Tobias Kratzer avait prévenu dans l'interview qu'il nous avait accordée : "je vois [Rossini] comme "parabolique", comme le créateur d’une parabole, un compositeur très clair, presque abstrait. C’est presque du théâtre épique à la Brecht." Et c'est précisément ce dénuement et cette abstraction qui surprend le plus ; dès le prélude, avec sur un podium d'un blanc éclatant, le violoncelle solo (on avait déjà cette idée chez David Pountney à Genève en 2015) et un couple de danseurs. À l'arrière, la vue fantastique du Cervin enneigé et dominant les nuages, le tout en noir et blanc. L'éclairage très cru donne à ces éléments un contraste très vif qui souligne la raideur et l'inconfort des poses : la difficulté du solo musical et du pas-de-deux. Surgissent des coulisses une équipée sauvage de figurants grimés à la manière d'Alex DeLarge et ses compagnons de débauche, personnages imaginés par Anthony Burgess dans A clockwork Orange (Orange mécanique), un roman que Stanley Kubrick immortalisa à l'écran en 1971. Rien ne manque au tableau : Justaucorps blanc, rangers noires, bretelles, coquille de protection, chapeau melon, batte de baseball et le contour de l'œil outrageusement maquillé. Dans un premier temps, cette irruption a pour but d'intimider et mettre mal à l'aise danseurs et soliste puis, l'ultraviolence éclate et les coups pleuvent au même moment où se déchaîne l'orage (hommage mêlé à la Pastorale et au Freischütz) ; l'instrument est détruit à coups de batte, musicienne et danseurs chassés de la scène alors que se fait entendre le paisible ranz des vaches au cor anglais. Le rideau (rouge) tombe durant toute la durée de la célébrissime cavalcade – suspension de l'action qui semble pour le coup interminable et qui laisse imaginer le pire en coulisse… surtout si l'on se souvient que ladite cavalcade sert de bande-son aux frasques sexuelles d'Alex dans une scène filmée en accéléré par Kubrick.

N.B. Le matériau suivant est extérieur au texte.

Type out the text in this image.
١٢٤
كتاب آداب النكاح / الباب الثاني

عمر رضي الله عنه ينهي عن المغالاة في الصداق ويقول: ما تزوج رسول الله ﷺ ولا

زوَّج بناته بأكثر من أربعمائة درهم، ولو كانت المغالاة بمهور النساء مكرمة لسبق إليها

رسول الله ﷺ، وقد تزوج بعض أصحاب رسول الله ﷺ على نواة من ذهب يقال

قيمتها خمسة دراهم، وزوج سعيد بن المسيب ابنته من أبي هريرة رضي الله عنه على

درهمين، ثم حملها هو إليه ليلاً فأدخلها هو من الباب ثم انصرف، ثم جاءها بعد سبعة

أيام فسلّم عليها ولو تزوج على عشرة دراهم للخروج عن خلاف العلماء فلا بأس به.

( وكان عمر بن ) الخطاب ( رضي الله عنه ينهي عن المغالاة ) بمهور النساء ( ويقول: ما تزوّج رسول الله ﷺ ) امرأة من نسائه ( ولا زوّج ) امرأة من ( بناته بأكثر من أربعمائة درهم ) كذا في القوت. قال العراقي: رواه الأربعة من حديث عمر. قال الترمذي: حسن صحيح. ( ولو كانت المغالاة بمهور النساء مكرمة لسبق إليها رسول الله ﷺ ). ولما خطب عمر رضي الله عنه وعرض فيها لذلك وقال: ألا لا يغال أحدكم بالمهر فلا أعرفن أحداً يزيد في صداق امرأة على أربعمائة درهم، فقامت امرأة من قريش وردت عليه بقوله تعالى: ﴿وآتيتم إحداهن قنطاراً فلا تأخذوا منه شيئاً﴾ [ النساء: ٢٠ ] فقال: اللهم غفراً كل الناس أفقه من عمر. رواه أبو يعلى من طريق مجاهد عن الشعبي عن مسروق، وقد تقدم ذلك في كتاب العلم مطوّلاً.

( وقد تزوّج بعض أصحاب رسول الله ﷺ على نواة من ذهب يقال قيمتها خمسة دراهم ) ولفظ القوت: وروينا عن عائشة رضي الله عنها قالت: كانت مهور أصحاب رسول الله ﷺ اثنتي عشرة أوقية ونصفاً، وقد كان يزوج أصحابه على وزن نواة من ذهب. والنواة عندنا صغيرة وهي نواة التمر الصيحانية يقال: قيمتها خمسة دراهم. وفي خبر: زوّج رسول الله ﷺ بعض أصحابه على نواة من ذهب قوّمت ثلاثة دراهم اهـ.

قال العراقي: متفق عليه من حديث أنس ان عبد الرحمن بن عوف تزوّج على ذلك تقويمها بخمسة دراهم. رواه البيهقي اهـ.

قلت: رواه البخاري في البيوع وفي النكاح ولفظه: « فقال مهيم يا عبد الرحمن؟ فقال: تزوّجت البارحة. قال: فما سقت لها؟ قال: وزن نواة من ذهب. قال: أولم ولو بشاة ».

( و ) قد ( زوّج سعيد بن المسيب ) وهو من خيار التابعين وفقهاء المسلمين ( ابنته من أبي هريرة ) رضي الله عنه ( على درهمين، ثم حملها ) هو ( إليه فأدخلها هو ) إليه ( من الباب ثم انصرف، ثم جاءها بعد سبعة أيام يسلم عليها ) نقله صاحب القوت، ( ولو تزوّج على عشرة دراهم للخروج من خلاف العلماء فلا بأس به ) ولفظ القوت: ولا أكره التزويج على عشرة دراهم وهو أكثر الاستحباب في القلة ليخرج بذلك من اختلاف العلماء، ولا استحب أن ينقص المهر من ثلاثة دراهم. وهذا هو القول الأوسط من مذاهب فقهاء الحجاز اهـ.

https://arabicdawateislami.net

Quand le rideau s'ouvre, on découvre une assemblée des paysans suisses vêtus d'un noir austère et disposés en un rectangle régulier autour de la scène surélevée où Tell et sa petite famille sont occupés à déjeuner dans une ambiance très traditionnelle et patriarcale. C'est l'occasion d'admirer un réglage au cordeau de la direction d'acteurs qui réussit, comme à l'acte II de son Tannhäuser à Bayreuth, à faire exister individuellement le moindre détail, la moindre mimique, le moindre geste dans un ensemble pourtant très imposant. Tandis que Jemmy profite d'un moment d'inattention pour remettre la soupe dans la soupière et se cacher sous la table pour jouer du violon. Melcthal semble inquiet, il ne s'associe pas à la joie collective… un malheur se prépare.
L'inquiétude ne tarde pas à se manifester sous la forme de coulures noires sur l'image du Cervin. Les Autrichiens sont là, avec le terrifiant Gessler à leur tête. Cette opposition de noir et de blanc signale la fracture qui sépare les deux sociétés. L'une (en noir) incarnant la communauté des paysans réunie autour de la notion de l'art pour l'art, et tout particulièrement le chant et la musique ; l'autre (en blanc) désignant les Autrichiens, meute bestiale dont la référence à Kubrick surligne la perversion et la dangerosité. Comme chez Kubrick également, on découvre progressivement (et c'est là la grande force du travail de Tobias Kratzer) que les bons et les mauvais ne sont pas forcément ceux qu'on nous désigne par ce jeu un peu trop évident de blanc et de noir. Ainsi, l'ultraviolent Alex DeLarge servira de cobaye humain lors d'un programme de rééducation fascisant dans la seconde partie du film de Kubrick.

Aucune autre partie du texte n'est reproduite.